Trump intensifica retórica contra Irã e questiona aliança da Otan
O presidente dos Estados Unidos, Donald Trump, elevou o tom de suas ameaças ao Irã nesta quinta-feira, 9 de abril de 2026, declarando que as forças americanas permanecerão posicionadas no Oriente Médio até que um "verdadeiro acordo" seja completamente implementado. Em publicações na rede social Truth Social, o líder republicano advertiu que, caso o acordo não seja cumprido, os Estados Unidos lançarão um ataque "maior, melhor e mais forte do que qualquer um jamais viu".
Posicionamento militar e ameaças explícitas
Trump detalhou que todos os navios, aeronaves e militares dos Estados Unidos, equipados com munição e armamento apropriados, continuarão no Irã e áreas adjacentes. "O objetivo é a perseguição e destruição letal de um inimigo já substancialmente enfraquecido", escreveu o presidente, acrescentando que considera "altamente improvável" o não cumprimento do acordo.
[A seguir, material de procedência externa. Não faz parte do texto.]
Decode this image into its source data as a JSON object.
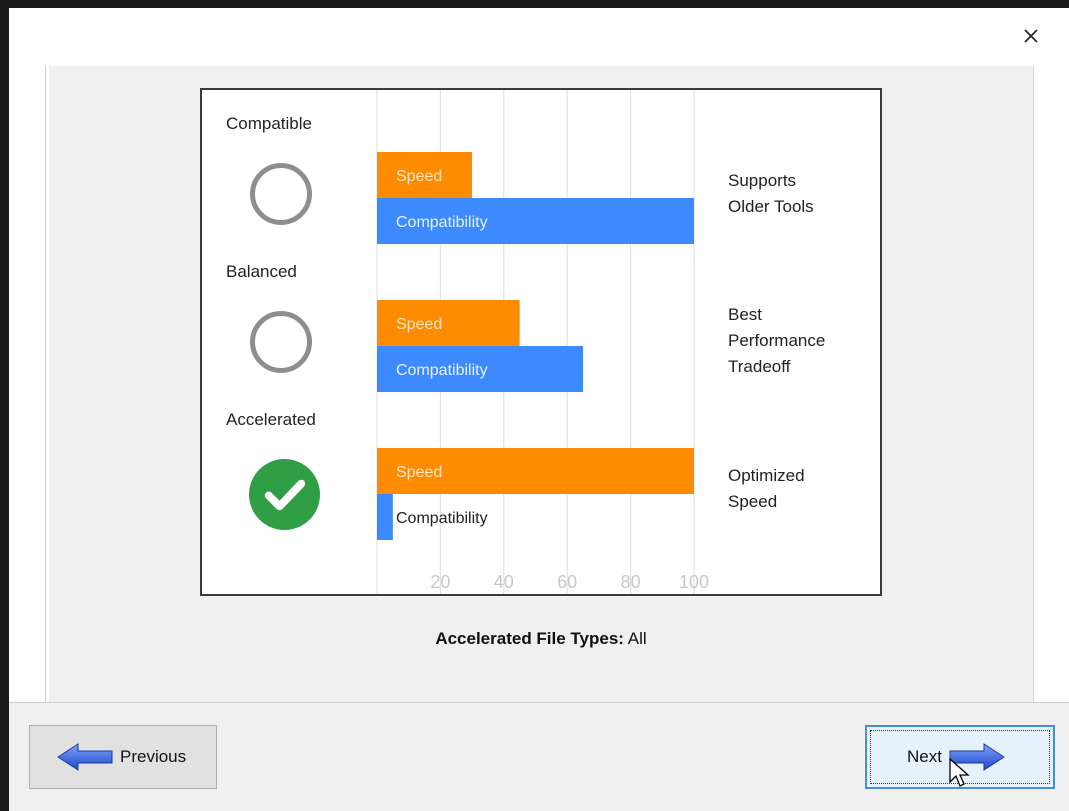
{
  "window": {
    "close_icon": "close-icon"
  },
  "chart_data": {
    "type": "bar",
    "orientation": "horizontal",
    "categories": [
      "Compatible",
      "Balanced",
      "Accelerated"
    ],
    "series": [
      {
        "name": "Speed",
        "values": [
          30,
          45,
          100
        ],
        "color": "#ff8c00"
      },
      {
        "name": "Compatibility",
        "values": [
          100,
          65,
          5
        ],
        "color": "#3d8aff"
      }
    ],
    "xticks": [
      "20",
      "40",
      "60",
      "80",
      "100"
    ],
    "xlim": [
      0,
      100
    ],
    "grid": true
  },
  "options": [
    {
      "label": "Compatible",
      "description": [
        "Supports",
        "Older Tools"
      ],
      "selected": false
    },
    {
      "label": "Balanced",
      "description": [
        "Best",
        "Performance",
        "Tradeoff"
      ],
      "selected": false
    },
    {
      "label": "Accelerated",
      "description": [
        "Optimized",
        "Speed"
      ],
      "selected": true
    }
  ],
  "footer": {
    "label": "Accelerated File Types:",
    "value": "All"
  },
  "buttons": {
    "previous": "Previous",
    "next": "Next"
  }
}
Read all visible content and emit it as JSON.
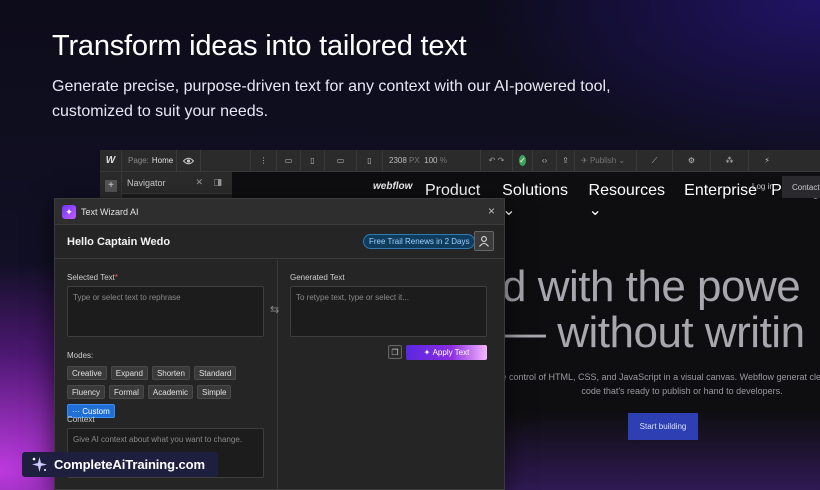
{
  "hero": {
    "title": "Transform ideas into tailored text",
    "subtitle": "Generate precise, purpose-driven text for any context with our AI-powered tool, customized to suit your needs."
  },
  "designer": {
    "toolbar": {
      "logo": "W",
      "page_label": "Page:",
      "page_name": "Home",
      "width": "2308",
      "width_unit": "PX",
      "zoom": "100",
      "zoom_unit": "%",
      "publish_label": "Publish"
    },
    "navigator_label": "Navigator",
    "site": {
      "logo": "webflow",
      "links": [
        "Product ⌄",
        "Solutions ⌄",
        "Resources ⌄",
        "Enterprise",
        "Pricing"
      ],
      "login": "Log in",
      "contact": "Contact",
      "headline_1": "d with the powe",
      "headline_2": "— without writin",
      "paragraph": "ake control of HTML, CSS, and JavaScript in a visual canvas. Webflow generat clean, semantic code that's ready to publish or hand to developers.",
      "cta": "Start building"
    }
  },
  "modal": {
    "title": "Text Wizard AI",
    "greeting": "Hello Captain Wedo",
    "trial_badge": "Free Trail Renews in 2 Days",
    "selected_label": "Selected Text",
    "selected_required": "*",
    "selected_placeholder": "Type or select text to rephrase",
    "generated_label": "Generated Text",
    "generated_placeholder": "To retype text, type or select it...",
    "apply_label": "Apply Text",
    "modes_label": "Modes:",
    "modes": [
      "Creative",
      "Expand",
      "Shorten",
      "Standard",
      "Fluency",
      "Formal",
      "Academic",
      "Simple",
      "··· Custom"
    ],
    "active_mode": "··· Custom",
    "context_label": "Context",
    "context_placeholder": "Give AI context about what you want to change."
  },
  "watermark": {
    "text": "CompleteAiTraining.com"
  },
  "colors": {
    "accent": "#1f6fd6",
    "apply_gradient_start": "#5a28e0",
    "cta": "#2d3fb2",
    "trial_border": "#2d7bb5"
  }
}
O mandatário também garantiu que o Estreito de Ormuz, rota marítima crucial para o comércio global de hidrocarbonetos, permanecerá aberto e seguro, apesar do fechamento temporário pelo Irã na quarta-feira. Teerã acusou os Estados Unidos e Israel de violarem o frágil cessar-fogo, principalmente devido a ataques israelenses no Líbano.
Críticas contundentes à Otan e menção à Groenlândia
Paralelamente às ameaças ao Irã, Trump renovou suas duras críticas à Organização do Tratado do Atlântico Norte (Otan). Após uma reunião privada de duas horas e meia com o secretário-geral da aliança, Mark Rutte, na Casa Branca, o presidente americano expressou insatisfação com a falta de apoio dos aliados durante o conflito com o Irã.
"A Otan não estava lá quando precisamos dela, e não vai estar se precisarmos dela de novo", publicou Trump, reacendendo temores de que possa tentar retirar os Estados Unidos da aliança militar de quase oito décadas. O presidente também mencionou a Groenlândia, referindo-se à ilha ártica como "um grande e mal administrado pedaço de gelo", sem oferecer explicações adicionais.
Reunião tensa e preocupações diplomáticas
A reunião entre Trump e Rutte, descrita pelo secretário-geral como "muito franca e aberta", ocorreu em meio a grande discrição. Rutte, apelidado de "sussurrador de Trump" por sua habilidade em negociar com o presidente americano, evitou responder diretamente a perguntas sobre uma possível saída dos Estados Unidos da Otan.
Antes do encontro, a secretária de Imprensa da Casa Branca, Karoline Leavitt, já havia sinalizado o descontentamento de Trump: "É bastante triste que a Otan tenha dado as costas ao povo americano nas últimas seis semanas, quando é precisamente esse povo que financia a sua defesa".
Contexto de tensões e estratégias militares
O Wall Street Journal indicou que Trump estaria considerando punir alguns membros da Otan que, em sua avaliação, não contribuíram adequadamente durante o conflito. Enquanto isso, as conversas entre Rutte e o secretário de Estado americano, Marco Rubio, concentraram-se em operações militares contra o Irã, na guerra na Ucrânia e na necessidade de melhor coordenação e "distribuição de peso" entre os aliados.
Os Estados Unidos, que desempenham papel central na Otan desde sua fundação em 1949, têm pressionado por maior compromisso financeiro dos membros europeus. Em 2025, a aliança aprovou aumento significativo nos gastos com defesa, parte de um plano que se estende até 2035.
Trump também retirou apoio à Ucrânia em seu conflito com a Rússia e ameaçou proteger países aliados apenas se aumentarem seus investimentos em defesa. As declarações mais recentes reforçam o padrão de confronto diplomático que tem caracterizado a política externa do governo americano.